«Il cervello è il peso di Dio. Se li si mette uno a fianco all’altro, tra loro c’è la stessa differenza che c’è tra una sillaba e il suo suono». A introdurre uno degli ultimi incontri del Soul Festival, intitolato “Fede poetica: l’incanto delle storie” domenica 23 marzo è stata la neuroscienziata della University of California Los Angeles (UCLA) Maryanne Wolf che ha aperto il suo intervento parlando di poesia, da lei denominata “la madre dei suoni”.
Da Adrienne Rich a Gustave Flaubert, da Alexander von Humboldt a Marcel Proust, Wolf ha parlato dei binomi sillabe e suoni, conoscenza ed empatia, per raccontare l’afflato che porta l’anima a risuonare. Oltre il pensiero. Così si tocca la spiritualità.
Il movimento dal pensiero analogico, critico e inferenziale all’empatia è alla base del concetto di deep reading, o lettura profonda, di cui Wolf è portavoce, che attraverso l’immaginazione ci permette di guardare più intensamente la realtà cogliendone il senso più nascosto.
«Una capacità fondamentale, soprattutto nella società contemporanea, per imparare a valutare la veridicità delle informazioni» – ha aggiunto la scrittrice.
Tornando ai testi, Wolf ha messo in luce il concetto di fiducia (che ha permeato tutto il Festival) negli autori perché «a un certo punto, con l’empatia, dobbiamo trovare attraverso le loro parole il messaggio che è dentro di noi. Così troveremo il tempo, la trascendenza».
“Hai ottenuto quello che volevi da questa vita nonostante tutto? Sì. E cosa volevi? Potermi dire amato, sentirmi amato sulla terra”. Questi versi di Raymond Carver comunicano attraverso il suono che, quando si legge, non ci fa solo interiorizzare, ma anche interagire. Un punto di vista, quello espresso da Antonio Spadaro – gesuita, sottosegretario del Dicastero vaticano per la cultura e l’educazione, oltre che già direttore della Civiltà cattolica – che sembra diverso da quello della neuroscienziata con cui ha dialogato.

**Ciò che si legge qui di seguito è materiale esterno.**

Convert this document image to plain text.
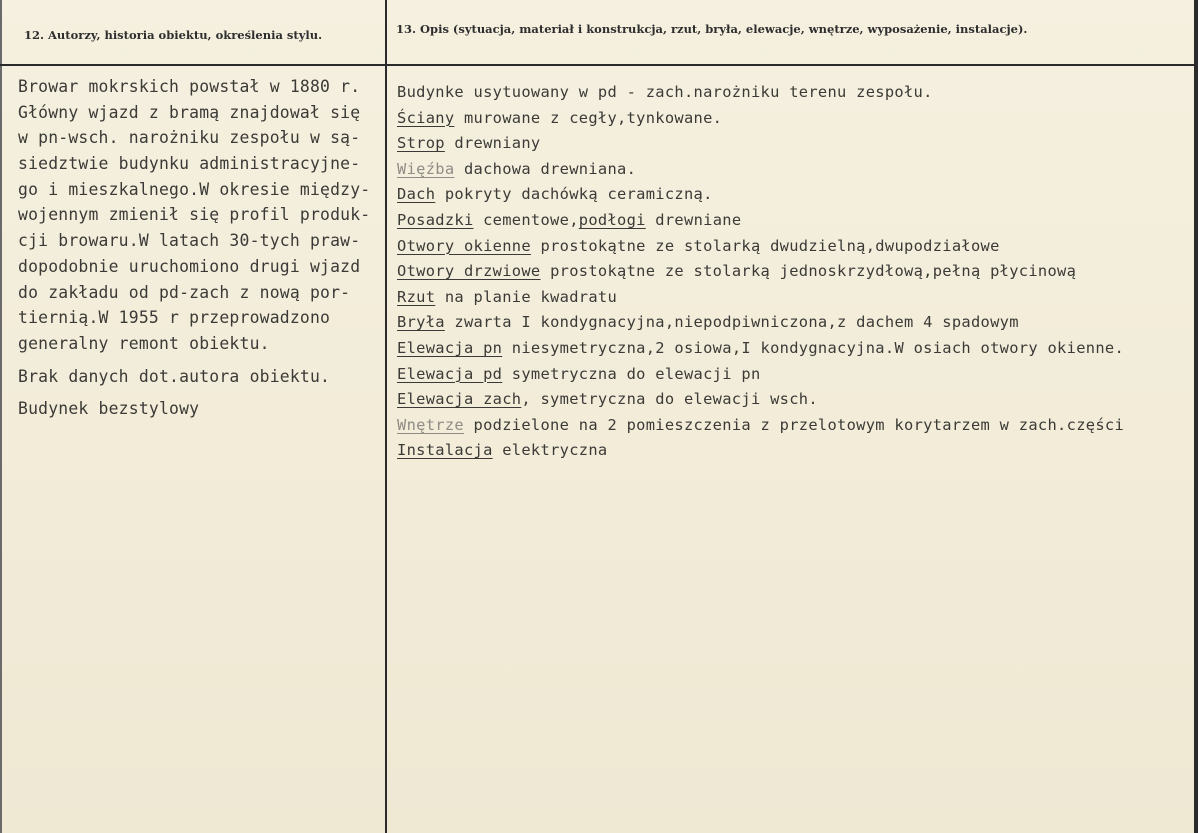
12. Autorzy, historia obiektu, określenia stylu.	13. Opis (sytuacja, materiał i konstrukcja, rzut, bryła, elewacje, wnętrze, wyposażenie, instalacje).
Browar mokrskich powstał w 1880 r.
Główny wjazd z bramą znajdował się
w pn-wsch. narożniku zespołu w są-
siedztwie budynku administracyjne-
go i mieszkalnego.W okresie między-
wojennym zmienił się profil produk-
cji browaru.W latach 30-tych praw-
dopodobnie uruchomiono drugi wjazd
do zakładu od pd-zach z nową por-
tiernią.W 1955 r przeprowadzono
generalny remont obiektu.
Brak danych dot.autora obiektu.
Budynek bezstylowy
Budynke usytuowany w pd - zach.narożniku terenu zespołu.
Ściany murowane z cegły,tynkowane.
Strop drewniany
Więźba dachowa drewniana.
Dach pokryty dachówką ceramiczną.
Posadzki cementowe,podłogi drewniane
Otwory okienne prostokątne ze stolarką dwudzielną,dwupodziałowe
Otwory drzwiowe prostokątne ze stolarką jednoskrzydłową,pełną płycinową
Rzut na planie kwadratu
Bryła zwarta I kondygnacyjna,niepodpiwniczona,z dachem 4 spadowym
Elewacja pn niesymetryczna,2 osiowa,I kondygnacyjna.W osiach otwory okienne.
Elewacja pd symetryczna do elewacji pn
Elewacja zach, symetryczna do elewacji wsch.
Wnętrze podzielone na 2 pomieszczenia z przelotowym korytarzem w zach.części
Instalacja elektryczna
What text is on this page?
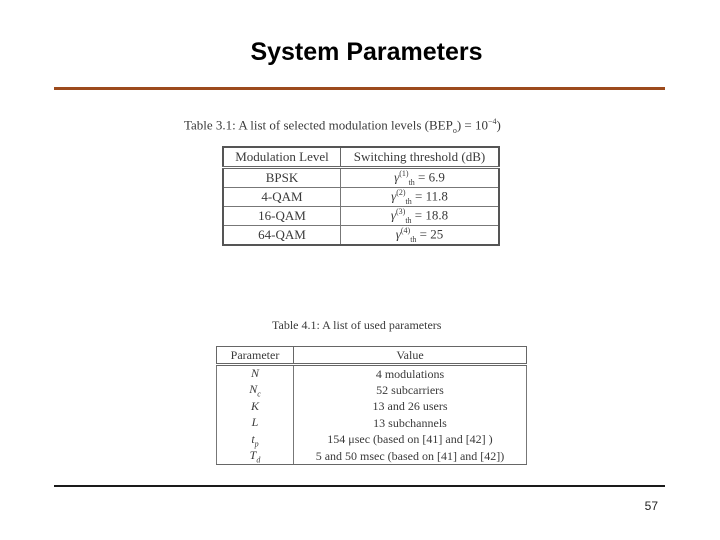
System Parameters
Table 3.1: A list of selected modulation levels $(BEP_o) = 10^{-4}$)
Modulation Level	Switching threshold (dB)
BPSK	$\gamma^{(1)}_{th} = 6.9$
4-QAM	$\gamma^{(2)}_{th} = 11.8$
16-QAM	$\gamma^{(3)}_{th} = 18.8$
64-QAM	$\gamma^{(4)}_{th} = 25$
Table 4.1: A list of used parameters
Parameter	Value
N	4 modulations
$N_c$	52 subcarriers
K	13 and 26 users
L	13 subchannels
$t_p$	154 μsec (based on [41] and [42] )
$T_d$	5 and 50 msec (based on [41] and [42])
57
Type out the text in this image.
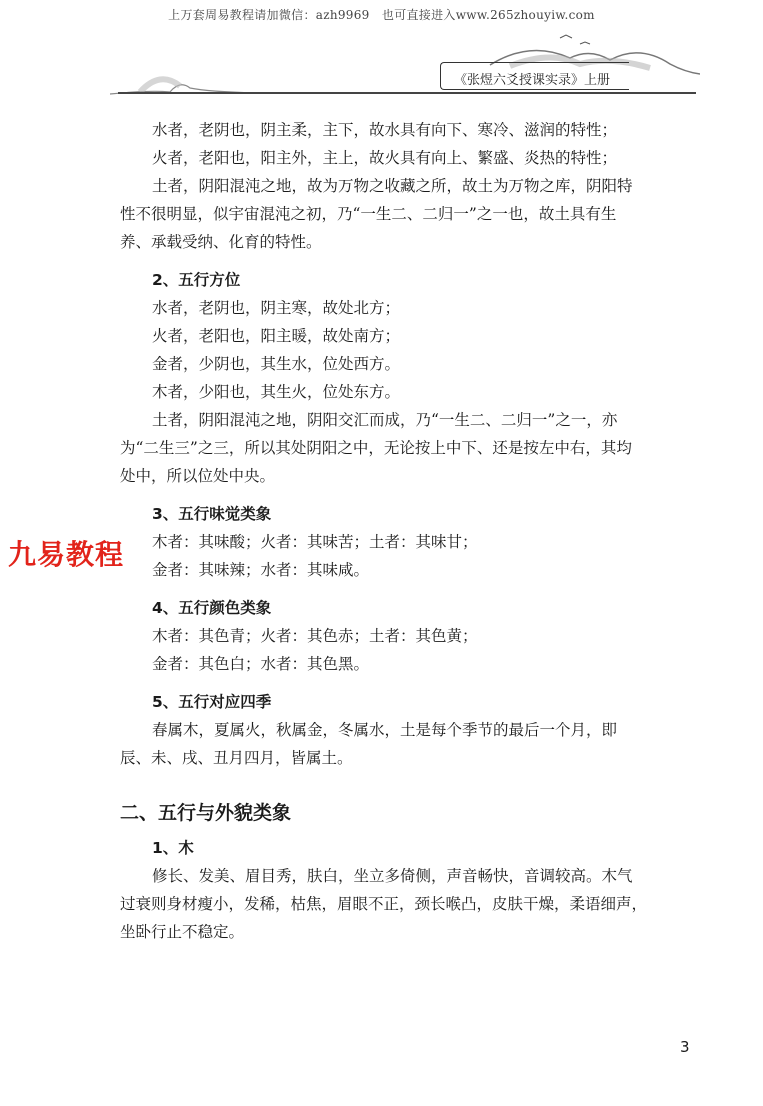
上万套周易教程请加微信：azh9969　也可直接进入www.265zhouyiw.com
《张煜六爻授课实录》上册
九易教程

水者，老阴也，阴主柔，主下，故水具有向下、寒冷、滋润的特性；

火者，老阳也，阳主外，主上，故火具有向上、繁盛、炎热的特性；

土者，阴阳混沌之地，故为万物之收藏之所，故土为万物之库，阴阳特

性不很明显，似宇宙混沌之初，乃“一生二、二归一”之一也，故土具有生

养、承载受纳、化育的特性。

2、五行方位

水者，老阴也，阴主寒，故处北方；

火者，老阳也，阳主暖，故处南方；

金者，少阴也，其生水，位处西方。

木者，少阳也，其生火，位处东方。

土者，阴阳混沌之地，阴阳交汇而成，乃“一生二、二归一”之一，亦

为“二生三”之三，所以其处阴阳之中，无论按上中下、还是按左中右，其均

处中，所以位处中央。

3、五行味觉类象

木者：其味酸；火者：其味苦；土者：其味甘；

金者：其味辣；水者：其味咸。

4、五行颜色类象

木者：其色青；火者：其色赤；土者：其色黄；

金者：其色白；水者：其色黑。

5、五行对应四季

春属木，夏属火，秋属金，冬属水，土是每个季节的最后一个月，即

辰、未、戌、丑月四月，皆属土。

二、五行与外貌类象

1、木

修长、发美、眉目秀，肤白，坐立多倚侧，声音畅快，音调较高。木气

过衰则身材瘦小，发稀，枯焦，眉眼不正，颈长喉凸，皮肤干燥，柔语细声，

坐卧行止不稳定。

3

«Quando leggo un romanzo, mi proietto in una interazione con i personaggi come se fossero presenti, perché hanno vita eterna nel momento in cui le loro vicende vengono fermate sulla carta» – ha detto Spadaro. «Il testo se non è letto non esiste, perché di per sé è un oggetto che non dice niente. È una presenza, è la stessa relazione personale a cui tu ti affidi. Nel momento in cui cominci a leggere, non ti stai relazionando a un testo per interpretarlo, ma stai facendo un atto di fiducia radicale in una storia che non è la tua». Nell’atto della lettura, come in quello della visione di un film, c’è quella che Coleridge definisce una willing suspencion of disbelief, una volontaria sospensione dell’incredulità, in virtù della quale si entra dentro nel testo creando una relazione.